Sesungguhnya, yang disebut “pemberontakan” tersebut tidak lebih dari upaya remaja untuk mencari penegasan diri untuk menemukan bahwa dirinya berbeda, dan merupakan proses yang penting dalam tahap-tahap pembentukan kepribadian. Seperti bagaimana anak harus dibebaskan bermain dan bereksplorasi, hal serupa juga harus diterapkan pada remaja, tentunya dengan pengawasan dan arahan orang tua.

Pembagian dan Ciri Masa Remaja

Menurut Ajhuri, 2019, hlm. 123-124) secara umum masa remaja dibagi menjadi tiga bagian, yakni sebagai berikut.

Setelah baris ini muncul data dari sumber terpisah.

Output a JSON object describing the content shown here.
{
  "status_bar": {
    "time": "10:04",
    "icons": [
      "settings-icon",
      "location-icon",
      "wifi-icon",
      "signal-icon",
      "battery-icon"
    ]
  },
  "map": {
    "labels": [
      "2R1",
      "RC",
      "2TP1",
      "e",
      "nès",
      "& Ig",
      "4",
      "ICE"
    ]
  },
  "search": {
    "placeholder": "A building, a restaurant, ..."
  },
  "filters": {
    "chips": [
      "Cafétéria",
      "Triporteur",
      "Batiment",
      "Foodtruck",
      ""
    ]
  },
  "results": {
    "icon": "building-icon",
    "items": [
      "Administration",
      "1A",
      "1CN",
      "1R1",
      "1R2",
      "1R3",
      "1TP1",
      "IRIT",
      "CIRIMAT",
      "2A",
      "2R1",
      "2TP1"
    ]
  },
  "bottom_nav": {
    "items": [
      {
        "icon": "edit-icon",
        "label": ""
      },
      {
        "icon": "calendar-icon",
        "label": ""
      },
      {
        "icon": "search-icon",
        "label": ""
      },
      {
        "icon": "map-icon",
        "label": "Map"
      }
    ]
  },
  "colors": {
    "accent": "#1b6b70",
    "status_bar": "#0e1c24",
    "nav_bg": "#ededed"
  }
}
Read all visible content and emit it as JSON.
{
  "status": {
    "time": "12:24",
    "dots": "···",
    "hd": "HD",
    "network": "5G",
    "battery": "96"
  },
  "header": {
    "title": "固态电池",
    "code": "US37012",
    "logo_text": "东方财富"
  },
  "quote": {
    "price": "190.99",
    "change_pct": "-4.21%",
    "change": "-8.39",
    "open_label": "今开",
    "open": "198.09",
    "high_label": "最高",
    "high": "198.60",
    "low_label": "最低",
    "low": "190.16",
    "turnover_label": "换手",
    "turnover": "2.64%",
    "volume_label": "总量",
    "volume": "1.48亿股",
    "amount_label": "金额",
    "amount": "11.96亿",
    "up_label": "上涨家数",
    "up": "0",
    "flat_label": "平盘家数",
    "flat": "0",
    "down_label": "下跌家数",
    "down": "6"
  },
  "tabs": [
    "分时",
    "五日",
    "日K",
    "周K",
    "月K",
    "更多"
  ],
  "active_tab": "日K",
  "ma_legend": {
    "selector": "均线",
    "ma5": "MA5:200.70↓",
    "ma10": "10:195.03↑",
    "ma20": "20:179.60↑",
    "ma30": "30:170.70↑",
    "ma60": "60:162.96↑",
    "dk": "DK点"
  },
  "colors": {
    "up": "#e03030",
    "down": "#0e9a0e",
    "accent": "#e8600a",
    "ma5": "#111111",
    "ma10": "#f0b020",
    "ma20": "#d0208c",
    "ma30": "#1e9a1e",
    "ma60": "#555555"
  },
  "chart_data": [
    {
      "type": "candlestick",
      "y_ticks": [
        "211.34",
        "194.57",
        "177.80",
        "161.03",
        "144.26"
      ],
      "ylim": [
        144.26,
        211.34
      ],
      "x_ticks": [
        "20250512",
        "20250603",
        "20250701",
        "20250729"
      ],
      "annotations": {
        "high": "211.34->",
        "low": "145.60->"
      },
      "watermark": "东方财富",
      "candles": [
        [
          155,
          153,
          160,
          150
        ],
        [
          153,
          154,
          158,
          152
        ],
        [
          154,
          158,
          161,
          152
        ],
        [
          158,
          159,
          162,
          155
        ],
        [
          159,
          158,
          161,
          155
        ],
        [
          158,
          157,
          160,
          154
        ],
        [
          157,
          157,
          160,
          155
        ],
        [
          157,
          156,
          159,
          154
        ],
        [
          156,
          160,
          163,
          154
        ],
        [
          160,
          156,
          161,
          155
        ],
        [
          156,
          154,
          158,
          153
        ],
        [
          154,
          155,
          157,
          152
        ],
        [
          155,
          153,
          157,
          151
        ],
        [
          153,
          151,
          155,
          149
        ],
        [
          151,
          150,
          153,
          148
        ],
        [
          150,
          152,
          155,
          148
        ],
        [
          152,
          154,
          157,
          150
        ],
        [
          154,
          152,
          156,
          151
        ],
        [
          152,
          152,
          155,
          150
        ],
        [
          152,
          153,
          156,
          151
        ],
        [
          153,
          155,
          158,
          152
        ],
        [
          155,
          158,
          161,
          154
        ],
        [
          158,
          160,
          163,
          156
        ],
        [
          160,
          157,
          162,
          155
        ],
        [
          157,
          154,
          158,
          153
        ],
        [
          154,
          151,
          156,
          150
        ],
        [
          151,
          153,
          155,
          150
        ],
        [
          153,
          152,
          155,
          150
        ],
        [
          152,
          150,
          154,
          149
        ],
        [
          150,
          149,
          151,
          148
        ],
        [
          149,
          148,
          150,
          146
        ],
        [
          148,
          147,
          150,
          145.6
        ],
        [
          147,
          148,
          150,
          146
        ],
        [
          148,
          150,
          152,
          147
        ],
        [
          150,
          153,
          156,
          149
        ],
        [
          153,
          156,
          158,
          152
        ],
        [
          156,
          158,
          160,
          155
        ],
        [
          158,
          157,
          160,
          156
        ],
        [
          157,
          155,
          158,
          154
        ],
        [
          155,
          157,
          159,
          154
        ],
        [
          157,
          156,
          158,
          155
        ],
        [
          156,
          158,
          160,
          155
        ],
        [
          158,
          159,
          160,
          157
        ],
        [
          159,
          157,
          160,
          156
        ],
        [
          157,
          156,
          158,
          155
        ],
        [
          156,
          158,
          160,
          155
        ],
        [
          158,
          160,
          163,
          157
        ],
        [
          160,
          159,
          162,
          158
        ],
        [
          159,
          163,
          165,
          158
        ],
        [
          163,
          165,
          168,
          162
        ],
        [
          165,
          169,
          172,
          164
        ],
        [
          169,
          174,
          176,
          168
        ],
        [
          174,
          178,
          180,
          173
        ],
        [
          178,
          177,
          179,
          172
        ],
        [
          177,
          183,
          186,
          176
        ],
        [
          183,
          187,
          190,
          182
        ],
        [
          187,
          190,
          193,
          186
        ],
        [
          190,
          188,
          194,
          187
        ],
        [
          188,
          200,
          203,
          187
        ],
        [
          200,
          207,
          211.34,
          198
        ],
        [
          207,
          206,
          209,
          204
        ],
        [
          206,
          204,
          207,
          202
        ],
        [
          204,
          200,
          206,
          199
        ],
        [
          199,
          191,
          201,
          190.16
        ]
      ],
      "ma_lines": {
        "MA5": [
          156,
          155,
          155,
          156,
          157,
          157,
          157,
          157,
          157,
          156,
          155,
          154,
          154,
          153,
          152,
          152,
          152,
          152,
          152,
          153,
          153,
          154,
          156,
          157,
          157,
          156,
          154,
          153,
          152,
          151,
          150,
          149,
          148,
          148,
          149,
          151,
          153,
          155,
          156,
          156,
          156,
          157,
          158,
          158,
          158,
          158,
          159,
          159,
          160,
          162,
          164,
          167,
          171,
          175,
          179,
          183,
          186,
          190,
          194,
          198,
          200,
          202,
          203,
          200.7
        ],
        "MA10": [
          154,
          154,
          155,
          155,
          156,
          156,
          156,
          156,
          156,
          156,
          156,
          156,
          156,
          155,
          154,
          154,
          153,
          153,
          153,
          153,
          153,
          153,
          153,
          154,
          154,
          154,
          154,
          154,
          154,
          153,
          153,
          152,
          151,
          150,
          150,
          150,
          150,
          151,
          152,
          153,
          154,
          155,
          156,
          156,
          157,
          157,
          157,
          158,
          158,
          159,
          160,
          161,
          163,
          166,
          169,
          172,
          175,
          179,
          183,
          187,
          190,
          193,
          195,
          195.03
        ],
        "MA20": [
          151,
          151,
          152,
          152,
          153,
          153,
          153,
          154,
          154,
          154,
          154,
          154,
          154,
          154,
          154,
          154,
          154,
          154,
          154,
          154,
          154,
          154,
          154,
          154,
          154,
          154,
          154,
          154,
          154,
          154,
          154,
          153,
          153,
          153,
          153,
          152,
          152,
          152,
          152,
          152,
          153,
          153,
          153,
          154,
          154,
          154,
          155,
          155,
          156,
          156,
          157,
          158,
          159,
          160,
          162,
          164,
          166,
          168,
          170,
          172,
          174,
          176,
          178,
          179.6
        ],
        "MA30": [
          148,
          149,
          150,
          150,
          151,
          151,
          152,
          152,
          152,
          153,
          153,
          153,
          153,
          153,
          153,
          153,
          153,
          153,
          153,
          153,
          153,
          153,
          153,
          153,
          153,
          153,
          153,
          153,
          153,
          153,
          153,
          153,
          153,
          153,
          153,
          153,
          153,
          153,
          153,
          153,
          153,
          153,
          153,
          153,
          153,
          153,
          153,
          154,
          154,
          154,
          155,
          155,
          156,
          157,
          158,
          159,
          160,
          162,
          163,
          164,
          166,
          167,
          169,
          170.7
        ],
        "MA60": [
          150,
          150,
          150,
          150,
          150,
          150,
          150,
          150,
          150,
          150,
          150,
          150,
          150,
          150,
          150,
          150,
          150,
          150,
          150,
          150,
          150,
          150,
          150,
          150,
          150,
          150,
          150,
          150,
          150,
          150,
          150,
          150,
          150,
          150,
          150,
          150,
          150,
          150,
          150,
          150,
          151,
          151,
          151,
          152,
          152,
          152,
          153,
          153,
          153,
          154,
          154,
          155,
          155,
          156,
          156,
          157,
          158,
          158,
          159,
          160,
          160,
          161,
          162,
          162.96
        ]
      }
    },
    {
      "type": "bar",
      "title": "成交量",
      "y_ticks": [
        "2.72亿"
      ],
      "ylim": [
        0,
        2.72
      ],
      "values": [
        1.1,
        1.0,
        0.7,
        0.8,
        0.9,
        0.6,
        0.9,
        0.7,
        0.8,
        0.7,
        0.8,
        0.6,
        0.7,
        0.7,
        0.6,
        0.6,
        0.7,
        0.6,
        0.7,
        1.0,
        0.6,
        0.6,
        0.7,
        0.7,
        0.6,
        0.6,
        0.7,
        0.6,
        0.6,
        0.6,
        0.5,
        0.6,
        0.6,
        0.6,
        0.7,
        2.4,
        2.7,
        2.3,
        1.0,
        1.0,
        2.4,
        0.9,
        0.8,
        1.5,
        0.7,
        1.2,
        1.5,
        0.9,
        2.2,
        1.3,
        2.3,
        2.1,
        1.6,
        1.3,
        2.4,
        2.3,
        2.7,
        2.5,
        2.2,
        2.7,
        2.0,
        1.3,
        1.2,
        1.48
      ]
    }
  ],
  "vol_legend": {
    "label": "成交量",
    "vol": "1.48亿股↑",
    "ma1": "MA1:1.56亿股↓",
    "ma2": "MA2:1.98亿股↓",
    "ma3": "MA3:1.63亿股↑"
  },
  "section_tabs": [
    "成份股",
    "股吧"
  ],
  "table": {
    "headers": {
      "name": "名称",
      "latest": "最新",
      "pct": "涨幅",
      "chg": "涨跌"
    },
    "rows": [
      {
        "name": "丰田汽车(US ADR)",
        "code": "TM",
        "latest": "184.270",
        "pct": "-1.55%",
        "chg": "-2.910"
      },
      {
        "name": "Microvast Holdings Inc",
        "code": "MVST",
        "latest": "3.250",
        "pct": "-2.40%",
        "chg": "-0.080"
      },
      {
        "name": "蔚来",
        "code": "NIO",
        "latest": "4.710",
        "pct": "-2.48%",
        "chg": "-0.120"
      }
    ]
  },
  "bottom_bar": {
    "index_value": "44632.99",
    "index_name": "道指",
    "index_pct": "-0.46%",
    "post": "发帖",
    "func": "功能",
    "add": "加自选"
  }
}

  1. Masa remaja awal (12-15 tahun)
    Pada masa ini individu mulai meninggalkan peran sebagai anak-anak dan berusaha mengembangkan diri sebagai individu yang unik dan tidak tergantung pada orang tua. Fokus dari tahap ini adalah penerimaaan terhadap bentuk dan kondisi fisik serta adanya konformitas yang kuat dengan teman sebaya.
  2. Masa remaja pertengahan (15-18 tahun)
    Masa ini ditandai dengan berkembangnya kemampuan berpikir yang baru. Teman sebaya masih memiliki peran yang penting, namun individu sudah lebih mampu mengarahkan diri sendiri (selfdirected). Pada masa ini remaja mulai mengembangkan kematangan tingkah laku, belajar mengendalikan impulsivitas, dan membuat keputusan-keputusan awal yang berkaitan dengan tujuan vokasional yang ingin dicapai. Selain itu penerimaan dari lawan jenis menjadi penting bagi individu.
  3. Masa remaja akhir (19-22 tahun)
    Masa ini ditandai oleh persiapan akhir untuk memasuki peran-peran orang dewasa. Selama periode ini remaja berusaha memantapkan tujuan vokasional dan mengembangkan sense of personal identity. Keinginan yang kuat untuk menjadi matang dan diterima dalam kelompok teman sebaya dan orang dewasa, juga menjadi ciri dari tahap ini.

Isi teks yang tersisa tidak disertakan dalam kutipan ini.